Continuing pregnancy after spontaneous abortion of one fetus or more, third trimester
ICD-10 O31.13 is a billable code used to indicate a diagnosis of continuing pregnancy after spontaneous abortion of one fetus or more, third trimester.
O31.13 refers to a clinical scenario where a pregnancy continues after the spontaneous abortion of one or more fetuses during the third trimester. This situation is particularly complex in cases of multiple gestations, where the loss of one or more fetuses can lead to various complications for the remaining fetus(es). The risk of complications such as twin-to-twin transfusion syndrome (TTTS) is heightened, especially in monochorionic twin pregnancies. TTTS occurs when blood flow between twins is imbalanced, leading to one twin receiving too much blood (recipient) and the other too little (donor). This condition can result in significant morbidity for both fetuses, including heart failure, growth restriction, and even fetal demise. Management of such pregnancies requires careful monitoring and may involve interventions such as laser therapy to correct the vascular connections between the twins. The psychological impact on the mother and the need for specialized care further complicate the clinical picture, necessitating thorough documentation and coding to reflect the complexity of care provided.
Detailed records of fetal assessments, maternal health, and any interventions performed.

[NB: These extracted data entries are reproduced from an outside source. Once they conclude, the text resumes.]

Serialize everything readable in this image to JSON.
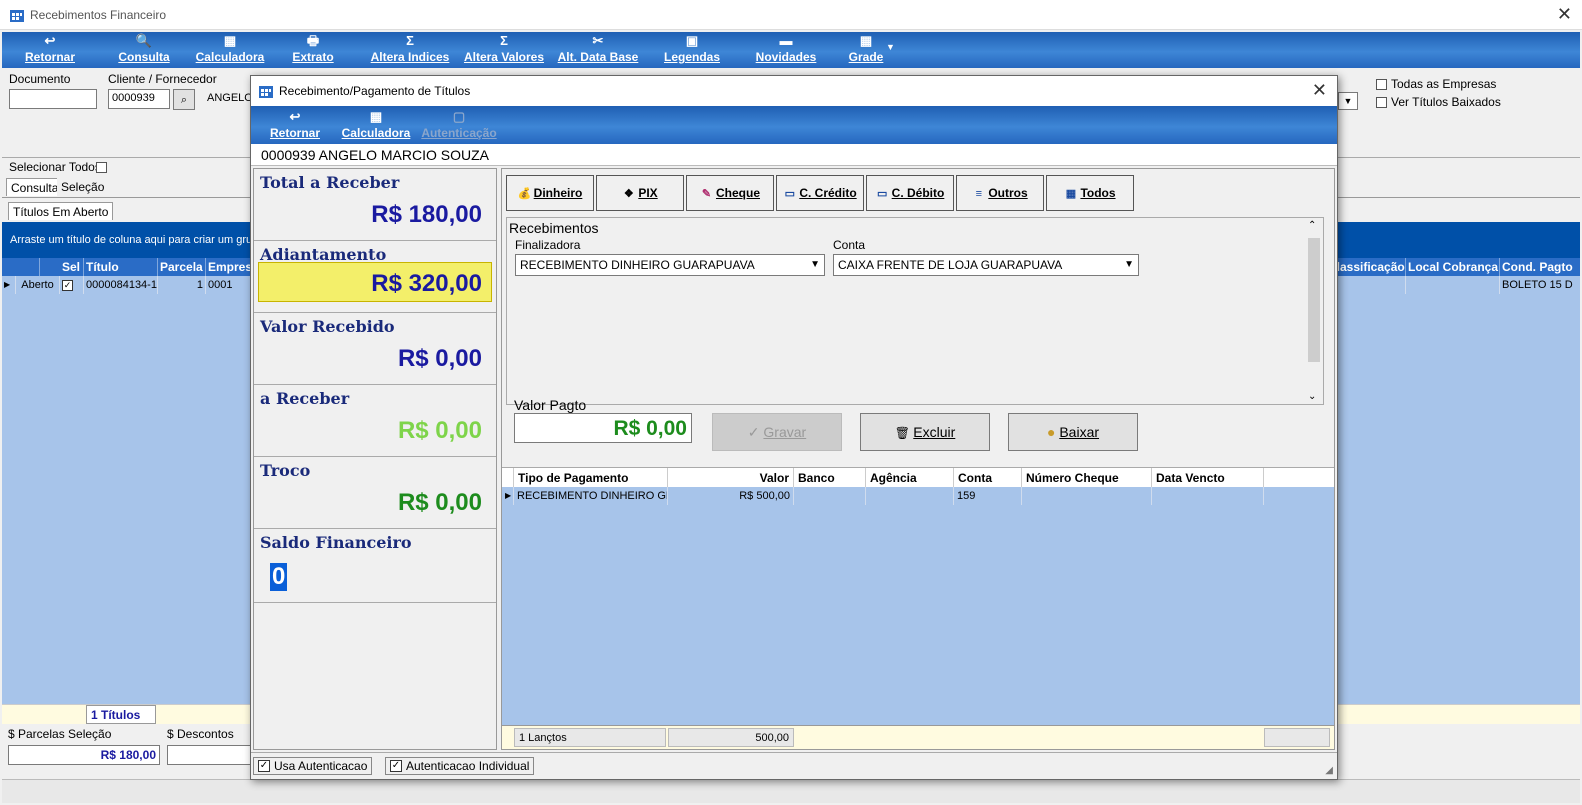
{
  "window": {
    "title": "Recebimentos Financeiro",
    "close_glyph": "✕"
  },
  "main_toolbar": [
    {
      "id": "retornar",
      "label": "Retornar",
      "icon": "return-icon",
      "glyph": "↩"
    },
    {
      "id": "consulta",
      "label": "Consulta",
      "icon": "search-icon",
      "glyph": "🔍"
    },
    {
      "id": "calculadora",
      "label": "Calculadora",
      "icon": "calculator-icon",
      "glyph": "▦"
    },
    {
      "id": "extrato",
      "label": "Extrato",
      "icon": "printer-icon",
      "glyph": "🖶"
    },
    {
      "id": "altera_indices",
      "label": "Altera Indices",
      "icon": "sigma-icon",
      "glyph": "Σ"
    },
    {
      "id": "altera_valores",
      "label": "Altera Valores",
      "icon": "sigma-icon",
      "glyph": "Σ"
    },
    {
      "id": "alt_data_base",
      "label": "Alt. Data Base",
      "icon": "tools-icon",
      "glyph": "✂"
    },
    {
      "id": "legendas",
      "label": "Legendas",
      "icon": "legend-icon",
      "glyph": "▣"
    },
    {
      "id": "novidades",
      "label": "Novidades",
      "icon": "news-icon",
      "glyph": "▬"
    },
    {
      "id": "grade",
      "label": "Grade",
      "icon": "grid-icon",
      "glyph": "▦"
    }
  ],
  "filter": {
    "documento_label": "Documento",
    "documento_value": "",
    "cliente_label": "Cliente / Fornecedor",
    "cliente_code": "0000939",
    "cliente_name": "ANGELO",
    "todas_empresas": "Todas as Empresas",
    "ver_baixados": "Ver Títulos Baixados",
    "selecionar_todos": "Selecionar Todos"
  },
  "tabs": {
    "consulta": "Consulta",
    "selecao": "Seleção",
    "titulos_aberto": "Títulos Em Aberto"
  },
  "group_hint": "Arraste um título de coluna aqui para criar um grupo",
  "main_grid": {
    "headers": [
      "Sel",
      "Título",
      "Parcela",
      "Empres",
      "Classificação",
      "Local Cobrança",
      "Cond. Pagto"
    ],
    "row": {
      "status": "Aberto",
      "titulo": "0000084134-1",
      "parcela": "1",
      "empresa": "0001",
      "cond": "BOLETO 15 D"
    },
    "footer_count": "1 Títulos"
  },
  "bottom": {
    "parcelas_label": "$ Parcelas Seleção",
    "parcelas_value": "R$ 180,00",
    "descontos_label": "$ Descontos"
  },
  "dialog": {
    "title": "Recebimento/Pagamento de Títulos",
    "close_glyph": "✕",
    "toolbar": [
      {
        "id": "retornar",
        "label": "Retornar",
        "glyph": "↩"
      },
      {
        "id": "calculadora",
        "label": "Calculadora",
        "glyph": "▦"
      },
      {
        "id": "autenticacao",
        "label": "Autenticação",
        "glyph": "▢"
      }
    ],
    "customer": "0000939 ANGELO MARCIO SOUZA",
    "summary": [
      {
        "id": "total",
        "label": "Total a Receber",
        "value": "R$ 180,00",
        "color": "#1a1aa0"
      },
      {
        "id": "adiantamento",
        "label": "Adiantamento",
        "value": "R$ 320,00",
        "color": "#1a1aa0"
      },
      {
        "id": "recebido",
        "label": "Valor Recebido",
        "value": "R$ 0,00",
        "color": "#1a1aa0"
      },
      {
        "id": "a_receber",
        "label": "a Receber",
        "value": "R$ 0,00",
        "color": "#7ed44a"
      },
      {
        "id": "troco",
        "label": "Troco",
        "value": "R$ 0,00",
        "color": "#1d8c1d"
      },
      {
        "id": "saldo",
        "label": "Saldo Financeiro",
        "value": "0",
        "color": "#ffffff"
      }
    ],
    "payment_types": [
      {
        "id": "dinheiro",
        "label": "Dinheiro",
        "glyph": "💰",
        "icon": "money-bag-icon"
      },
      {
        "id": "pix",
        "label": "PIX",
        "glyph": "❖",
        "icon": "pix-icon"
      },
      {
        "id": "cheque",
        "label": "Cheque",
        "glyph": "✎",
        "icon": "cheque-icon"
      },
      {
        "id": "credito",
        "label": "C. Crédito",
        "glyph": "▭",
        "icon": "credit-card-icon"
      },
      {
        "id": "debito",
        "label": "C. Débito",
        "glyph": "▭",
        "icon": "debit-card-icon"
      },
      {
        "id": "outros",
        "label": "Outros",
        "glyph": "≡",
        "icon": "list-icon"
      },
      {
        "id": "todos",
        "label": "Todos",
        "glyph": "▦",
        "icon": "table-icon"
      }
    ],
    "recebimentos": {
      "title": "Recebimentos",
      "finalizadora_label": "Finalizadora",
      "finalizadora_value": "RECEBIMENTO DINHEIRO GUARAPUAVA",
      "conta_label": "Conta",
      "conta_value": "CAIXA FRENTE DE LOJA GUARAPUAVA"
    },
    "valor_pagto_label": "Valor Pagto",
    "valor_pagto_value": "R$ 0,00",
    "actions": {
      "gravar": "Gravar",
      "excluir": "Excluir",
      "baixar": "Baixar"
    },
    "pay_grid": {
      "headers": [
        "Tipo de Pagamento",
        "Valor",
        "Banco",
        "Agência",
        "Conta",
        "Número Cheque",
        "Data Vencto"
      ],
      "row": {
        "tipo": "RECEBIMENTO DINHEIRO GL",
        "valor": "R$ 500,00",
        "banco": "",
        "agencia": "",
        "conta": "159",
        "numero": "",
        "data": ""
      },
      "footer_count": "1 Lançtos",
      "footer_total": "500,00"
    },
    "status": {
      "usa_autenticacao": "Usa Autenticacao",
      "autenticacao_individual": "Autenticacao Individual"
    }
  },
  "colors": {
    "toolbar_blue": "#2a6cc6",
    "grid_row": "#a7c4ea",
    "highlight_yellow": "#f3ef6a"
  }
}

Management of pregnancies with one or more fetal losses, monitoring for complications in remaining fetuses.
Accurate coding requires clear documentation of the number of fetuses, their health status, and any complications.
Comprehensive documentation of high-risk factors, interventions, and outcomes.
Complex cases involving TTTS, intrauterine interventions, and close monitoring of fetal well-being.
High-risk pregnancies necessitate detailed coding to reflect the complexity of care and interventions.
Used during the management of pregnancies with complications such as TTTS.
Detailed records of fetal heart rate monitoring and assessments.
Obstetricians should document the rationale for monitoring frequency based on fetal health.
Documentation should include details on the number of fetuses, gestational age, any complications such as TTTS, and the interventions performed. Psychological support provided to the mother should also be documented.